The arrival of global SVOD platforms  such has Netflix has to some extent changed the sales and distribution landscape:

Netflix began buying a relatively new category of digital rights on a per-country basis, while building their catalogue and subscriber base. Today Netflix favours global rights deals for their products to be consistent across all territories.

Offers coming from SVOD platforms are variable, but in 2019 our market intel suggests that they are more or less on par for what one could get from selling your film piecemeal to various broadcasters.

However, as soon as some rights are sold in a territory, the film is no longer in a state of ‘all rights available’, which might make it less attractive for SVOD platforms looking for global rights.

The same applies when selling rights to broadcasters before there is a sales agent or a distributor on board, therefore making it less interesting for the later to get involved since they won’t get a cut of that sale.

Getting Sales Agents and Distributors to Represent Your Film

In order to get a sales agent or a distributor attached to a film, the film needs to have some degree of commercial and/or critical potential.

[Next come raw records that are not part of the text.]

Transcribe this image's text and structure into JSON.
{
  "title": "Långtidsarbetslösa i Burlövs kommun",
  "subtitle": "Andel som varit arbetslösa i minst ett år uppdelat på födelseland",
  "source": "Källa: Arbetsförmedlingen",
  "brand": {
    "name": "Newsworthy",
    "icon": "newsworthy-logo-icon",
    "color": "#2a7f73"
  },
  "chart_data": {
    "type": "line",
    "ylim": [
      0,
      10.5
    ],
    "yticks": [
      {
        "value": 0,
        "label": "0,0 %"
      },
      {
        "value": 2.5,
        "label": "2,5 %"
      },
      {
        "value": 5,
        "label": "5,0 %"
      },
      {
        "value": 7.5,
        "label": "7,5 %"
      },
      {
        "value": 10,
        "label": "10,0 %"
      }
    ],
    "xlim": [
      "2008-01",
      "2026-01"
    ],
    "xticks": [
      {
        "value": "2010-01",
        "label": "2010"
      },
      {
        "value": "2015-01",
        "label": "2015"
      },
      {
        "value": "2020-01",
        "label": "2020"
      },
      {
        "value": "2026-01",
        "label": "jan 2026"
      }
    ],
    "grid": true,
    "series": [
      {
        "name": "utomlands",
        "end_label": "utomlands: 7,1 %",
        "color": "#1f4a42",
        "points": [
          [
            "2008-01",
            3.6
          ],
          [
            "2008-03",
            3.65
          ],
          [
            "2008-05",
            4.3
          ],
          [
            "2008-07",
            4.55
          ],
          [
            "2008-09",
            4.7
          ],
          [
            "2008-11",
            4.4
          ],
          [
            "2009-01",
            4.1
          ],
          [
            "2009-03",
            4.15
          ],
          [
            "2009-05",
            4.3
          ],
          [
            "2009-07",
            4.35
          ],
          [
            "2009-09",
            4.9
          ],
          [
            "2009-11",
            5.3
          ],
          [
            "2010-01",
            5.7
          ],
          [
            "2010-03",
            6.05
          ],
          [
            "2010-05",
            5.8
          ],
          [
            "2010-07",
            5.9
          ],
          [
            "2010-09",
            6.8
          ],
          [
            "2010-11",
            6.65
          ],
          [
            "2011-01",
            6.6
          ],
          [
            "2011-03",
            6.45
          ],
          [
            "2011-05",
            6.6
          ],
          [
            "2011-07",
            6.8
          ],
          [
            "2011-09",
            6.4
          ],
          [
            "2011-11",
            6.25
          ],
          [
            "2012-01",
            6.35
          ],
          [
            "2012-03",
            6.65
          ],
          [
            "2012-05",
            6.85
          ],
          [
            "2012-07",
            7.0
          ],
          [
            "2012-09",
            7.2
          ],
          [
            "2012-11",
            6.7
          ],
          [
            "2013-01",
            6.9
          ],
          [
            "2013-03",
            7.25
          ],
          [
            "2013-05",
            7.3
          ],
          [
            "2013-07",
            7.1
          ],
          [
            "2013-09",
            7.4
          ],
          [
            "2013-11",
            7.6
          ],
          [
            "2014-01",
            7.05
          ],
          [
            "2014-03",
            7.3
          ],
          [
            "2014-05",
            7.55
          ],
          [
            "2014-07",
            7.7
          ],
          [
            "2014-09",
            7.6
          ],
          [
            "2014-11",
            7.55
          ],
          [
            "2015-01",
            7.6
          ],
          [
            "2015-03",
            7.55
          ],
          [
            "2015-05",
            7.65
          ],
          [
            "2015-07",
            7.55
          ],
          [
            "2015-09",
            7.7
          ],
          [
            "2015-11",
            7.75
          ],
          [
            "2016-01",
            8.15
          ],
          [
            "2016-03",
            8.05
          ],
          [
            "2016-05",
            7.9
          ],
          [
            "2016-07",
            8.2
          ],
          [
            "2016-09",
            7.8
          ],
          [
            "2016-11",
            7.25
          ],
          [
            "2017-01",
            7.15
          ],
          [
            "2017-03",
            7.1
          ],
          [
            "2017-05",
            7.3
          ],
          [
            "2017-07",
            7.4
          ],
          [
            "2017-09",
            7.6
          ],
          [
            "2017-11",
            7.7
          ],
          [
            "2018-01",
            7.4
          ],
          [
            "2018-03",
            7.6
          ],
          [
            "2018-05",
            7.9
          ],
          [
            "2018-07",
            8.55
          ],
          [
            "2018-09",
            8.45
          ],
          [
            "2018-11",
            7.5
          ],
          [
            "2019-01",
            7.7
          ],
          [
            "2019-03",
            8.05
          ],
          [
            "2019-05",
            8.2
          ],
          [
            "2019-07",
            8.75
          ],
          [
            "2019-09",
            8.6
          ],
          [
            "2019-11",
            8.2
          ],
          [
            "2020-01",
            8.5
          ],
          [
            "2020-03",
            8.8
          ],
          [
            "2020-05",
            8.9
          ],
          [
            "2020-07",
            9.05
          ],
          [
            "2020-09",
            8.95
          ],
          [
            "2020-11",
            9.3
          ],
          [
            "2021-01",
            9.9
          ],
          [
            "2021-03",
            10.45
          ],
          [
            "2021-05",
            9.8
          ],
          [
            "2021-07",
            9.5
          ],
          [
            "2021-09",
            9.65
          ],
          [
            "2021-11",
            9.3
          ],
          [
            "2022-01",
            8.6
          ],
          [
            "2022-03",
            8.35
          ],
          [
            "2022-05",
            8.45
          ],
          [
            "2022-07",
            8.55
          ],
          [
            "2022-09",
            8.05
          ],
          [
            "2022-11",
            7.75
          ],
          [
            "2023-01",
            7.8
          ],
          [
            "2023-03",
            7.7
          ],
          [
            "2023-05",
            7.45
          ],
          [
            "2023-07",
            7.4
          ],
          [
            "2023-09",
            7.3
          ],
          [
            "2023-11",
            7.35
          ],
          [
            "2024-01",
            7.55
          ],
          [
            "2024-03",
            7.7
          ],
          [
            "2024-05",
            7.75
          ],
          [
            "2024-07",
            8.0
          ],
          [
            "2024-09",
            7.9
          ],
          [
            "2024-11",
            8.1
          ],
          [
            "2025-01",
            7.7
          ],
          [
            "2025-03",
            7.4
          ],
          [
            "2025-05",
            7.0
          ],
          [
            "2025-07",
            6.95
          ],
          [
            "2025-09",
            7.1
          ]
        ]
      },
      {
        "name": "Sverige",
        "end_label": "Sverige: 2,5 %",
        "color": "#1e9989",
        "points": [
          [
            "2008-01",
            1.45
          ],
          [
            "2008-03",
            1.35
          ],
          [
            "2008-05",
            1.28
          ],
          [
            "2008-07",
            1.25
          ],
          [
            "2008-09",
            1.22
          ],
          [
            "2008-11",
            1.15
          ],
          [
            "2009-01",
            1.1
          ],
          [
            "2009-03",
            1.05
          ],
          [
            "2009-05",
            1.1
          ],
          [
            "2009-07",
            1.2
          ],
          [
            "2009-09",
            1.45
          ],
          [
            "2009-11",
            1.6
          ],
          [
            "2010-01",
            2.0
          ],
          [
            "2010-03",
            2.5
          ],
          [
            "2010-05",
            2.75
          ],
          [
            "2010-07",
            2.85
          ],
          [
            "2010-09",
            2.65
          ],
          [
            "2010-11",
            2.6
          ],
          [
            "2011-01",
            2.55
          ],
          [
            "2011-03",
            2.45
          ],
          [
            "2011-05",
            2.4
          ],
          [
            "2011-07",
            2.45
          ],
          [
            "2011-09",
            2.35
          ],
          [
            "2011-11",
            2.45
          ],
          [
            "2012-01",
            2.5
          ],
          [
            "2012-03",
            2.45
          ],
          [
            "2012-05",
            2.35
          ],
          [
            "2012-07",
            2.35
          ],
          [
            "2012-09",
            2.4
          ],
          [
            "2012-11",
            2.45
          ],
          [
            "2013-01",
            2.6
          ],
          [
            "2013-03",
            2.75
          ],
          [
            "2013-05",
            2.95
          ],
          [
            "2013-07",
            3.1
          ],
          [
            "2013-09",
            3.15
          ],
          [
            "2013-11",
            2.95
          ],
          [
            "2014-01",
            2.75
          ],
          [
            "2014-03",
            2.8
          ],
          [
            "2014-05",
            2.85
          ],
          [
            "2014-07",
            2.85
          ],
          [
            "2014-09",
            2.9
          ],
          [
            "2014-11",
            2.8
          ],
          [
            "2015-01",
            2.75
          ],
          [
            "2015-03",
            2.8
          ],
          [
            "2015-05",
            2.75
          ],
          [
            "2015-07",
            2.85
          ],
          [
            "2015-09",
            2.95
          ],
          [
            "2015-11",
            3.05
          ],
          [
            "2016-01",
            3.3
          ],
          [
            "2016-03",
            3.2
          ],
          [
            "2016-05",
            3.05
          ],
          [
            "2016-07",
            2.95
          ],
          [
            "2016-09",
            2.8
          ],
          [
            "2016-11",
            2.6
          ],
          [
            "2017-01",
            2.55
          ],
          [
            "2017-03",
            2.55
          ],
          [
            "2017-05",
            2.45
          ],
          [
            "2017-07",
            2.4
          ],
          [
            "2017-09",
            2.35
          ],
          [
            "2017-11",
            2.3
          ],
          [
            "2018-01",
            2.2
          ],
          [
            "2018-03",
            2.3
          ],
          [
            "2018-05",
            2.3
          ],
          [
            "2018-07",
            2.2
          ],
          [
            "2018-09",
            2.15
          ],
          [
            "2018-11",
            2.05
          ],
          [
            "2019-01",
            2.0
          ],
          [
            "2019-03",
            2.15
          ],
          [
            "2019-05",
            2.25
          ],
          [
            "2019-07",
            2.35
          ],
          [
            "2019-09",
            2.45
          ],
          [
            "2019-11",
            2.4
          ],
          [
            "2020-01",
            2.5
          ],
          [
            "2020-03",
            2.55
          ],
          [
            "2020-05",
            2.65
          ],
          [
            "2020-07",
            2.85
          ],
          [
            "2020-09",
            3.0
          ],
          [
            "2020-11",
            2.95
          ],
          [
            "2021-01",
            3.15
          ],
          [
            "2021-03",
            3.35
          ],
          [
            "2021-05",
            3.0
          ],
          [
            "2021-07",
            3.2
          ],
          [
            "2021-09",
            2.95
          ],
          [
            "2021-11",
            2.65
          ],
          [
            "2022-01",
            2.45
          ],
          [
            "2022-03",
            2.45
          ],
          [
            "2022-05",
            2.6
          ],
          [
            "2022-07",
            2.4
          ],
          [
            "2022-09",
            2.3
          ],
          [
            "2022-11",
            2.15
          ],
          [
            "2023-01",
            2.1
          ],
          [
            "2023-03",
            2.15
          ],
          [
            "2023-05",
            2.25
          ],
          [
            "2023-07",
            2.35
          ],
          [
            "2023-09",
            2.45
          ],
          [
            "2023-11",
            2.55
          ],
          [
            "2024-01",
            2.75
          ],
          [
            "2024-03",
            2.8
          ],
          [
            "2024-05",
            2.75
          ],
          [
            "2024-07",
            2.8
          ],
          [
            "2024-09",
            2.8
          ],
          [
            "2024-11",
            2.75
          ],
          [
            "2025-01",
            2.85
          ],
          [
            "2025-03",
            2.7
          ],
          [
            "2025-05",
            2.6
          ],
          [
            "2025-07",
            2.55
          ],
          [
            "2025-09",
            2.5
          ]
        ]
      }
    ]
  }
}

It’s worth familiarizing yourself with the various existing companies, to see which companies best fit your film. A good way to figure out who to approach is to think of films that are in the same vein, thematically, stylistically, etc as your film, and find out who sold and distributed it. Sales agents and distributors need to be convinced that there is an audience for a film, so you need to be able to articulate who the audience is when you’re pitching to them.

Sales agents and distributors are very busy, and most of their time is dedicated to selling films they’ve already signed. They are not looking for new films nor responding to filmmaker approaches all the time. So you will need to be patient, polite, and persistent when getting in touch with them!